La plupart des auteurs utilisent le terme **lipides**. Une indétermination terminologique similaire existe également dans la littérature géologique, où, en particulier, le terme "bitumes" désigne un mélange d'hydrocarbures et de leurs dérivés, formés par la transformation de cires, de résines et d'acides gras au cours des périodes géologiques.
L'humus du sol est une formation relativement jeune, et les substances des extraits alcool-benzène des sols devraient être représentées par des composés peu altérés, faisant partie des résidus végétaux et des cellules microbiennes, c'est-à-dire des cires, des résines, des glycérides d'acides gras et des acides gras. Cela justifie d'appeler l'ensemble du groupe de substances en discussion **lipides du sol**.

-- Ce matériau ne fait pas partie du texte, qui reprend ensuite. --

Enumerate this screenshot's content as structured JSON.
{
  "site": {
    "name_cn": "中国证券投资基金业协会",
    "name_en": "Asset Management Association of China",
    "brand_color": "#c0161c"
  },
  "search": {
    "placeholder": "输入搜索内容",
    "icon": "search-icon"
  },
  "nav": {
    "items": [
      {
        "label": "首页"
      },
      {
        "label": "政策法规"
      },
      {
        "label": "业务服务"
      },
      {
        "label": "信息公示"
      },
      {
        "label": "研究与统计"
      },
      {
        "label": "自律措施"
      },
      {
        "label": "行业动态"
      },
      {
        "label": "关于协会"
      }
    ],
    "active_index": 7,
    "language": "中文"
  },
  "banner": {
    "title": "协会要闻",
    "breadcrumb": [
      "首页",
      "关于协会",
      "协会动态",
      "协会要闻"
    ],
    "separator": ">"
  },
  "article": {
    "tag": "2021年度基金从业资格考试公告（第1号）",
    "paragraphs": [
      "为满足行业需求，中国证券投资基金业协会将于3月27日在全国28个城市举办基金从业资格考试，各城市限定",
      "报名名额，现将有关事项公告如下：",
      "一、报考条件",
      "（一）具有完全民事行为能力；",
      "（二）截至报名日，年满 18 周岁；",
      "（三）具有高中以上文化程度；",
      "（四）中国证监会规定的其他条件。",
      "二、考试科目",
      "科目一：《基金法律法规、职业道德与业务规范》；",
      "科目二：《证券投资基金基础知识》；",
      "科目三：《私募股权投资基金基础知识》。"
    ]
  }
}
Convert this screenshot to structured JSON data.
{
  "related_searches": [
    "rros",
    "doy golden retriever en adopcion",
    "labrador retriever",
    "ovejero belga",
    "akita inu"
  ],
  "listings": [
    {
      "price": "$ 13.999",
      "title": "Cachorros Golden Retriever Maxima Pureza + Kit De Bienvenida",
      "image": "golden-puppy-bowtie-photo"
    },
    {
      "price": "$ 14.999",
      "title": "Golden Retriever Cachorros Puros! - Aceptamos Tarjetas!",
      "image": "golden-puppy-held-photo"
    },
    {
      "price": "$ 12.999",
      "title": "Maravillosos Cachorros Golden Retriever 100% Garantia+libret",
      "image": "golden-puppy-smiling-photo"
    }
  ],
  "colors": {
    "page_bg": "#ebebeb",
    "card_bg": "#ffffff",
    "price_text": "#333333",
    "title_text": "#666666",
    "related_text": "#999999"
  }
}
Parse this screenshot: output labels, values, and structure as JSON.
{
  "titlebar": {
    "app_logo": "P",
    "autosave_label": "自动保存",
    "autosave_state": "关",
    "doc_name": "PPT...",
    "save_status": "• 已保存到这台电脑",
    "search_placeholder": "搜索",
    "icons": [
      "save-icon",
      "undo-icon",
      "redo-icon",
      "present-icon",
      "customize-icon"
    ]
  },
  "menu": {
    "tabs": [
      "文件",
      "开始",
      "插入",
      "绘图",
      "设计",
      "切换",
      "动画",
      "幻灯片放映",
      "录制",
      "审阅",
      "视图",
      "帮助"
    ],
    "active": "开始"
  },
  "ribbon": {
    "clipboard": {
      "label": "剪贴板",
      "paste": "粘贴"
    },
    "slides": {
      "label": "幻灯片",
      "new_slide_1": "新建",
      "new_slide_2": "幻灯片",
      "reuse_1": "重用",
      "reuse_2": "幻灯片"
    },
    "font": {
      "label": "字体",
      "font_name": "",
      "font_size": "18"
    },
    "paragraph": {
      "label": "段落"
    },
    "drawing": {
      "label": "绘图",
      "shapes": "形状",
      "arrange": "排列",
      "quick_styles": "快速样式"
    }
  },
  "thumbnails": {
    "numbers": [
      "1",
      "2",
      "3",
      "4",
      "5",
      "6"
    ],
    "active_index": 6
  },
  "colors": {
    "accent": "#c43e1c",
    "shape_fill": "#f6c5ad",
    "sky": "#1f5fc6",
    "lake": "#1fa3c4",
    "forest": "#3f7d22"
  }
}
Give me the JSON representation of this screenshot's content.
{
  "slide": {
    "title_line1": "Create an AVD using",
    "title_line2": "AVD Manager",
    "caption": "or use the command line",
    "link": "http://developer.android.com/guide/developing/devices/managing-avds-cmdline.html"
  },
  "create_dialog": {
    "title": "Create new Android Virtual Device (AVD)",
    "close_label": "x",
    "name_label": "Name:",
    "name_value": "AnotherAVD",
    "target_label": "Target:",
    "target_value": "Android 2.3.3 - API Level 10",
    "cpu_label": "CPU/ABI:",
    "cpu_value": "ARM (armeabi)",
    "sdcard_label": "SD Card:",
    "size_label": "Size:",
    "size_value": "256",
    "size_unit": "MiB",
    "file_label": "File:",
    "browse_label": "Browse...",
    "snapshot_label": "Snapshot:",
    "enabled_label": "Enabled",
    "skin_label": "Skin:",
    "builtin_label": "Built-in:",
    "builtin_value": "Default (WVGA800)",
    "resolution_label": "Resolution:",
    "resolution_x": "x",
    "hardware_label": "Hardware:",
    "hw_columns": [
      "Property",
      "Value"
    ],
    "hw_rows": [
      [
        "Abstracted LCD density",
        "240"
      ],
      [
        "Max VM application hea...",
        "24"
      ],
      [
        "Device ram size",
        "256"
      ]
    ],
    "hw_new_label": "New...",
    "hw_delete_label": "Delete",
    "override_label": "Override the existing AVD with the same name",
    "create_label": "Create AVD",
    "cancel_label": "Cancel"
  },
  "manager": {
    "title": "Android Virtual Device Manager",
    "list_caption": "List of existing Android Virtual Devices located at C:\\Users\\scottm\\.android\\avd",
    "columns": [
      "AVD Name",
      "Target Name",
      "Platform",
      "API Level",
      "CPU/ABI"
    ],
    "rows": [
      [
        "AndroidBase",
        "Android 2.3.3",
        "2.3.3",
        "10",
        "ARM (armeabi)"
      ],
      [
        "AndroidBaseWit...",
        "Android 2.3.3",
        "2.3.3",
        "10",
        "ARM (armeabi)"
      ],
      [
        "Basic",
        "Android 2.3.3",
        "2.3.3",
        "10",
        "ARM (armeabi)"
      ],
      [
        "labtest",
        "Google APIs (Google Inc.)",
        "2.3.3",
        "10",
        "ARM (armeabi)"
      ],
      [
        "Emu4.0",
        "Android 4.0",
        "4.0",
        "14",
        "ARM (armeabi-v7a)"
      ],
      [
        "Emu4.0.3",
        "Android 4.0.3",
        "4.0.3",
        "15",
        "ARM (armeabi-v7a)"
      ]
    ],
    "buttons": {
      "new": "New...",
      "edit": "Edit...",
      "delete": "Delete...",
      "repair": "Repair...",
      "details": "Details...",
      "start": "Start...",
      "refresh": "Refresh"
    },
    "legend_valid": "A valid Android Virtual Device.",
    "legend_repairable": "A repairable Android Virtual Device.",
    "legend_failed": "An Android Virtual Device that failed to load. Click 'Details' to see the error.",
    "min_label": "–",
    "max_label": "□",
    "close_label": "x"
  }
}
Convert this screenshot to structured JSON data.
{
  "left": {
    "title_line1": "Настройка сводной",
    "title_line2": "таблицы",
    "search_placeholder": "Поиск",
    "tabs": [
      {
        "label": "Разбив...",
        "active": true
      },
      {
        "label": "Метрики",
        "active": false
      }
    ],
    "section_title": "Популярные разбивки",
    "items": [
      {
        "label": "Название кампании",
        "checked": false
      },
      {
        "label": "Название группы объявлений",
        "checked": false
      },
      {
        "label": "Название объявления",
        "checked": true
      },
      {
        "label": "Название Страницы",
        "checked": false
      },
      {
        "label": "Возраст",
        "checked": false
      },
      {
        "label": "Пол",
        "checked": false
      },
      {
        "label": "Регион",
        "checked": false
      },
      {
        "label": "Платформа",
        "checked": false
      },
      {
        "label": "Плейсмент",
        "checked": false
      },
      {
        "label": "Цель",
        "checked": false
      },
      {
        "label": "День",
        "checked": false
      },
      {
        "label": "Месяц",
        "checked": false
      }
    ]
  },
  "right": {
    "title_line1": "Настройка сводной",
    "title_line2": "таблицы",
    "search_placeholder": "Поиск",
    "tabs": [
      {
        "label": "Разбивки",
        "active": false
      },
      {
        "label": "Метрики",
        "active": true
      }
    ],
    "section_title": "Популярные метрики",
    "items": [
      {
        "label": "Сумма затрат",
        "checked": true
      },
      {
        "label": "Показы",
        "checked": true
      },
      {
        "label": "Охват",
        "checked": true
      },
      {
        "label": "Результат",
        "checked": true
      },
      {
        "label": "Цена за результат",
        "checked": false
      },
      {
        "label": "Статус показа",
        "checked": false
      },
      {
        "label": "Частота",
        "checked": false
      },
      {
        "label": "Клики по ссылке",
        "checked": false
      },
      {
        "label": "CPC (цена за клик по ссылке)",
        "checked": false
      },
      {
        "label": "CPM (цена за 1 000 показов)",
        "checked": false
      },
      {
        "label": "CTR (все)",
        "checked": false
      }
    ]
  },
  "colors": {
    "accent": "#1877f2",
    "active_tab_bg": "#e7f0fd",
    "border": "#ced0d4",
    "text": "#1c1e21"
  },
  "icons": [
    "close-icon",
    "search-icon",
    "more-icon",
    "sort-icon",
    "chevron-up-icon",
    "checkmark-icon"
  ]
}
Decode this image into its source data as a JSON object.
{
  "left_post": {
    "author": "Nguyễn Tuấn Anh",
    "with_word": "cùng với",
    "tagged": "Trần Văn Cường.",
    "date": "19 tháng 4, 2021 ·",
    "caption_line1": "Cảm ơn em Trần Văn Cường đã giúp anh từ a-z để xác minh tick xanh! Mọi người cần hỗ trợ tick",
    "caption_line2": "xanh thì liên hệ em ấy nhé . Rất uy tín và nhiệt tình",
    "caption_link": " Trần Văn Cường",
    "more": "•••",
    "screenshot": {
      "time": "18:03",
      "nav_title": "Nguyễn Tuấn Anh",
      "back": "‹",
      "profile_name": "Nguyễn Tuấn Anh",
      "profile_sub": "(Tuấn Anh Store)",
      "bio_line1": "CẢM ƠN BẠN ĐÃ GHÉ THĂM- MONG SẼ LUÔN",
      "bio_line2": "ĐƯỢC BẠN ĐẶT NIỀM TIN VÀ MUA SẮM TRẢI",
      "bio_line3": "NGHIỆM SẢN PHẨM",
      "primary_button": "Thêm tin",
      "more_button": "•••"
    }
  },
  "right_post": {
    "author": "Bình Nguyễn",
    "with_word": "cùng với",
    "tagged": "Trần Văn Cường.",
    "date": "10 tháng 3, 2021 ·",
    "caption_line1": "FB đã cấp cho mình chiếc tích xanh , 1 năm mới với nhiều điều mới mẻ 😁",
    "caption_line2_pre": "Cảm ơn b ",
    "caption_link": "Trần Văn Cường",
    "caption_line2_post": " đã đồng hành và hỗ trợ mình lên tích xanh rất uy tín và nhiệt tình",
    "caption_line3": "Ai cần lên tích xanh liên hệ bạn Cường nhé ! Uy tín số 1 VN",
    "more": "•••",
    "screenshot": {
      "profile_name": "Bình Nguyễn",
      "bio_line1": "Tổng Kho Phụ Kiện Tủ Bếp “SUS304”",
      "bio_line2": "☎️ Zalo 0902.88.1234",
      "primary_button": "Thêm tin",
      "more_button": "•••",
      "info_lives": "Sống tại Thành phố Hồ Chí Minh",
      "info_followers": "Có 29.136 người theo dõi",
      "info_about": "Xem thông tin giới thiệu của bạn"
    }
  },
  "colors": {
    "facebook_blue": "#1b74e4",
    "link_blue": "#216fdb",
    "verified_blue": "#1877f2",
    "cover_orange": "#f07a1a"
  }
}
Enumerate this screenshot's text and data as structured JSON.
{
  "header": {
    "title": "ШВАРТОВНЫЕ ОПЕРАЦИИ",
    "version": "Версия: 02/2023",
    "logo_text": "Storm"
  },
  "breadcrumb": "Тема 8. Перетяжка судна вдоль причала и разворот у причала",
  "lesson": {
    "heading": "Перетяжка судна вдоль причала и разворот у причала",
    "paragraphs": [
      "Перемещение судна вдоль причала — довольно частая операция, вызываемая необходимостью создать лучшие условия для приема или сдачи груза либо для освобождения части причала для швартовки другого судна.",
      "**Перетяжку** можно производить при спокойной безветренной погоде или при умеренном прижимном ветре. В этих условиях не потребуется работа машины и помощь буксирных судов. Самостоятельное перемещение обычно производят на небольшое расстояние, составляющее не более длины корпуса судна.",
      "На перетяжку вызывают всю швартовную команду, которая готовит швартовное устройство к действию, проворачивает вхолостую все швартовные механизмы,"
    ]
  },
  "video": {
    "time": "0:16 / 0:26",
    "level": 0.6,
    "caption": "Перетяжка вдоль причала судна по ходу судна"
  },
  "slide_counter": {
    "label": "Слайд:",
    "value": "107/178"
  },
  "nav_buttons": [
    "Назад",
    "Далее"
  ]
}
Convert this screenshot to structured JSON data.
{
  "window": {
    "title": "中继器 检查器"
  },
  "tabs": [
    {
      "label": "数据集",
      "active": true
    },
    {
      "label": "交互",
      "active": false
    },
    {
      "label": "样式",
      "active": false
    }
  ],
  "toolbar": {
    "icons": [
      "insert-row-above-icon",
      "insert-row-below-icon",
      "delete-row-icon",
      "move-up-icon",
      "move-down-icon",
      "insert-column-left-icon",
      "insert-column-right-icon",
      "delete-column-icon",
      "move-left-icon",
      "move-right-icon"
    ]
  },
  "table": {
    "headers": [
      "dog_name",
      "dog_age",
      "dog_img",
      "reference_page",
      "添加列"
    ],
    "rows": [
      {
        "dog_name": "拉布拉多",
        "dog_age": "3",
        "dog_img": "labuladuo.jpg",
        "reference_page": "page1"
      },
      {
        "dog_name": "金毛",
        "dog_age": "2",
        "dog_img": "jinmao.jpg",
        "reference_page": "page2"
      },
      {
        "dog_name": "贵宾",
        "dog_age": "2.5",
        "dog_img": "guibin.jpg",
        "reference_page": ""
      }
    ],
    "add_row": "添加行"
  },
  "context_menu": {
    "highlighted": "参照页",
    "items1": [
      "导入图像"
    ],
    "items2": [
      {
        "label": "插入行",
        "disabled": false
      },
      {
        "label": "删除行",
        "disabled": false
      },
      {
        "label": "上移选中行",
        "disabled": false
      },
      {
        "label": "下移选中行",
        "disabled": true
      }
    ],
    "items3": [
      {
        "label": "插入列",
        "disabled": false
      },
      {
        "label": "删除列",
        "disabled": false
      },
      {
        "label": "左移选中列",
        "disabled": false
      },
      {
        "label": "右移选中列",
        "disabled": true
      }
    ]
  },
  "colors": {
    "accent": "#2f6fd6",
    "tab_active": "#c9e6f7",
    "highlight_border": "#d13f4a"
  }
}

Actuellement, en biochimie végétale, le terme **lipides** regroupe une grande collection de substances, « ...les graisses et les substances de type graisse (lipoïdes) sont combinées sous le terme général lipides. Les substances de ce groupe se dissolvent dans divers solvants organiques. Les pigments liposolubles peuvent également être inclus dans ce groupe. La composition des lipides distingue généralement :
- les graisses neutres, les cires et les stéroïdes,
- les phospholipides,
- les glycolipides et autres lipides complexes,
- ainsi qu'une série d'autres composés, y compris les acides, les alcools, les vitamines, les hydrocarbures supérieurs, y compris les carotènes et les caroténoïdes, etc.
Il est probable que dans certains cas, les extraits alcool-benzène du sol puissent contenir d'autres composés ; en particulier, l'inclusion d'acide hymatomélanique et de protéines solubles dans l'alcool dans ce groupe ne peut être exclue. Cependant, sur la base des définitions ci-dessus et des données disponibles sur la composition des extraits alcool-benzène, nous considérons qu'il est possible et plus précis d'appeler ce groupe de substances **lipides du sol**.
Les lipides pénètrent dans le sol avec les résidus végétaux ; de plus, la possibilité de synthèse de lipides directement dans le sol par divers micro-organismes, par exemple les levures oxydant la paraffine, n'est pas exclue. Les lipides du sol et des plantes présentent une certaine similitude.
Lors de l'évaluation de l'importance des lipides dans les systèmes biochimiques, il est nécessaire de prendre en compte les points suivants : la teneur de ce groupe de substances dans l'humus du sol varie de 2 à 14%, et selon certaines données, dans les conditions de sols tourbeux, de toundra, de sols de montagne, il existe une nette tendance à l'accumulation accrue de ce groupe, jusqu'à 20–24%, et parfois plus.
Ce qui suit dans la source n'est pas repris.